I learned to use functions very effectively in R, and to try to take advantage of the way you can operate on entire vectors at the same time. (Data frame columns are vectors). I learned to work with Hadley Wickham’s dplyr and ggplot2 libraries, which are great for productivity once you understand the philosophy of how to work with those libraries.

A lot of the visual and transformation work was helped by a workshop the Cleveland R User Group held with Robert Kabacoff. He was a very good instructor and it really put a lot of pieces together for me about working with R.

What Next?

I’d like to get into clustering the data, and seeing how results vary by spread size. In addition, I’d like to try some machine learning. Train up models and see if the machine can predict better.

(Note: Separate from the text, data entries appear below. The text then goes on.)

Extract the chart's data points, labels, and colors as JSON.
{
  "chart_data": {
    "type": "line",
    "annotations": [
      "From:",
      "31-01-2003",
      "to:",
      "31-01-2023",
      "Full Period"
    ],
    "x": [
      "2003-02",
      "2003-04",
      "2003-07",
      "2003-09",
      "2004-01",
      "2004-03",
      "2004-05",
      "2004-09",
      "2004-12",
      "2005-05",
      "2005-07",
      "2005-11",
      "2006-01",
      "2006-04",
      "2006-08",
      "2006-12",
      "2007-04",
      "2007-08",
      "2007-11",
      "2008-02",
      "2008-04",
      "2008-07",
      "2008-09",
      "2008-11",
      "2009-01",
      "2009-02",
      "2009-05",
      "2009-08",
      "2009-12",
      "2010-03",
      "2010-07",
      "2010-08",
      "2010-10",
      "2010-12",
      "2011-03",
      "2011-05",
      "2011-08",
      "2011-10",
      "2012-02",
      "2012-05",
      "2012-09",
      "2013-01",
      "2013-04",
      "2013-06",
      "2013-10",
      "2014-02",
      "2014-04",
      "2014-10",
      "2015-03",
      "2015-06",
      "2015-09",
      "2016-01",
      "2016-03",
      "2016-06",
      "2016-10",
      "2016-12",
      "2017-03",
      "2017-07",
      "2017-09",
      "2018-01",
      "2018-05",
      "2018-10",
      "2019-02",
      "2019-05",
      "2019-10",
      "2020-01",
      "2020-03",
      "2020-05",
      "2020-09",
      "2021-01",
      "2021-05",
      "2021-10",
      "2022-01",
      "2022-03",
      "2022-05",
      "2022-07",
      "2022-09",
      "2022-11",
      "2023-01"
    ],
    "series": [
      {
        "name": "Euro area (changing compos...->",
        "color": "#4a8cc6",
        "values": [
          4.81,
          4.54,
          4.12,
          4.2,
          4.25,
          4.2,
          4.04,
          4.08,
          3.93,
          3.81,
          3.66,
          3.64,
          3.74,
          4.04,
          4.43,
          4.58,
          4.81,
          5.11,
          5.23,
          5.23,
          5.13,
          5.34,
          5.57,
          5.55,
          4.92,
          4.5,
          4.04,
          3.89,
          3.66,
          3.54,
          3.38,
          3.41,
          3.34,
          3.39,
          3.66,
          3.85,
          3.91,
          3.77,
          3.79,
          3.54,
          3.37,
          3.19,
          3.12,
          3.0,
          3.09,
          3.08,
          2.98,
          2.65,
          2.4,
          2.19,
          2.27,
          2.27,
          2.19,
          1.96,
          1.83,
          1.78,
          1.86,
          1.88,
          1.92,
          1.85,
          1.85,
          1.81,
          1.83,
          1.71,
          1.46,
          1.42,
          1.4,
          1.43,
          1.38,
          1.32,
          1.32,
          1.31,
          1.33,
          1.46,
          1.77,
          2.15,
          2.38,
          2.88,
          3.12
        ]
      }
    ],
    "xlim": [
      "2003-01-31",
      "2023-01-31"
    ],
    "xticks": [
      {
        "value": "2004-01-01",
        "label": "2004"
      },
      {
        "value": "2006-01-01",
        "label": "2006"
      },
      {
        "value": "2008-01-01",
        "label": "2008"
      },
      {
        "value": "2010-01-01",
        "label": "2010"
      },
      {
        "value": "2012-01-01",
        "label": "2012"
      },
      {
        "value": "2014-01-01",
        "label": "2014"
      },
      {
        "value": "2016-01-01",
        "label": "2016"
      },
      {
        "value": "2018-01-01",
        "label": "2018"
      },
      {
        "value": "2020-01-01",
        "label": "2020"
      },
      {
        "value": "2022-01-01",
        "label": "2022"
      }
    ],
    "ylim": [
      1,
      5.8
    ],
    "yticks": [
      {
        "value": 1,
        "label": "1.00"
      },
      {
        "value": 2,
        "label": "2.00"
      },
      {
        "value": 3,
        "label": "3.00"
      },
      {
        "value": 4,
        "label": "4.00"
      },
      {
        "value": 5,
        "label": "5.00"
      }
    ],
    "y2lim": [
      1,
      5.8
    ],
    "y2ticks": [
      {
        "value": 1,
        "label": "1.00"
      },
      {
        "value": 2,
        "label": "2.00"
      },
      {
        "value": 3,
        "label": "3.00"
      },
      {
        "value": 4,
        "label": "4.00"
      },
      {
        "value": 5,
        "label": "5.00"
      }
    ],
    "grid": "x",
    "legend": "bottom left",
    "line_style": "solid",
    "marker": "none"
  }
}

In particular, I’d like to bring team popularity into the model. Why? Remember the long-winded discussion of how and why bookmakers make spreads? Did you notice that the bookmaker isn’t trying to predict the most accurate line, they are trying to get 50% of the betters on each side. That means that there are opportunities for exploitation. The common example is large market (or popular) teams. Consider the Pittsburgh Steelers (which as a Bengals fan, I of course loathe but that is not the point…): The steelers have backer groups across the country and a huge following. If they were to play a team like Jacksonville that struggles to sell out their tickets, it is likely that there is a certain base that is going to bet on the Steelers simply because they are fans. In order to achieve that 50% balance, bookmakers are likely to skew the spread to overly favor Jacksonville. To make the less popular team a more attractive bet. Savvy data driven pickers end up taking the mathematical advantage at the expense of betters just playing favorites.

Also, I’d like to investigate ways to make the entire app more approachable. Could this be a shiny app that takes a url to a csv and present the user with results?

It’s been a fun project, and I’ve seen some improvement over the year. That said, I’ve had a rough picking year and certainly won’t finish in the money. But it’s kept my R learning journey moving along, and I’ve enjoyed it.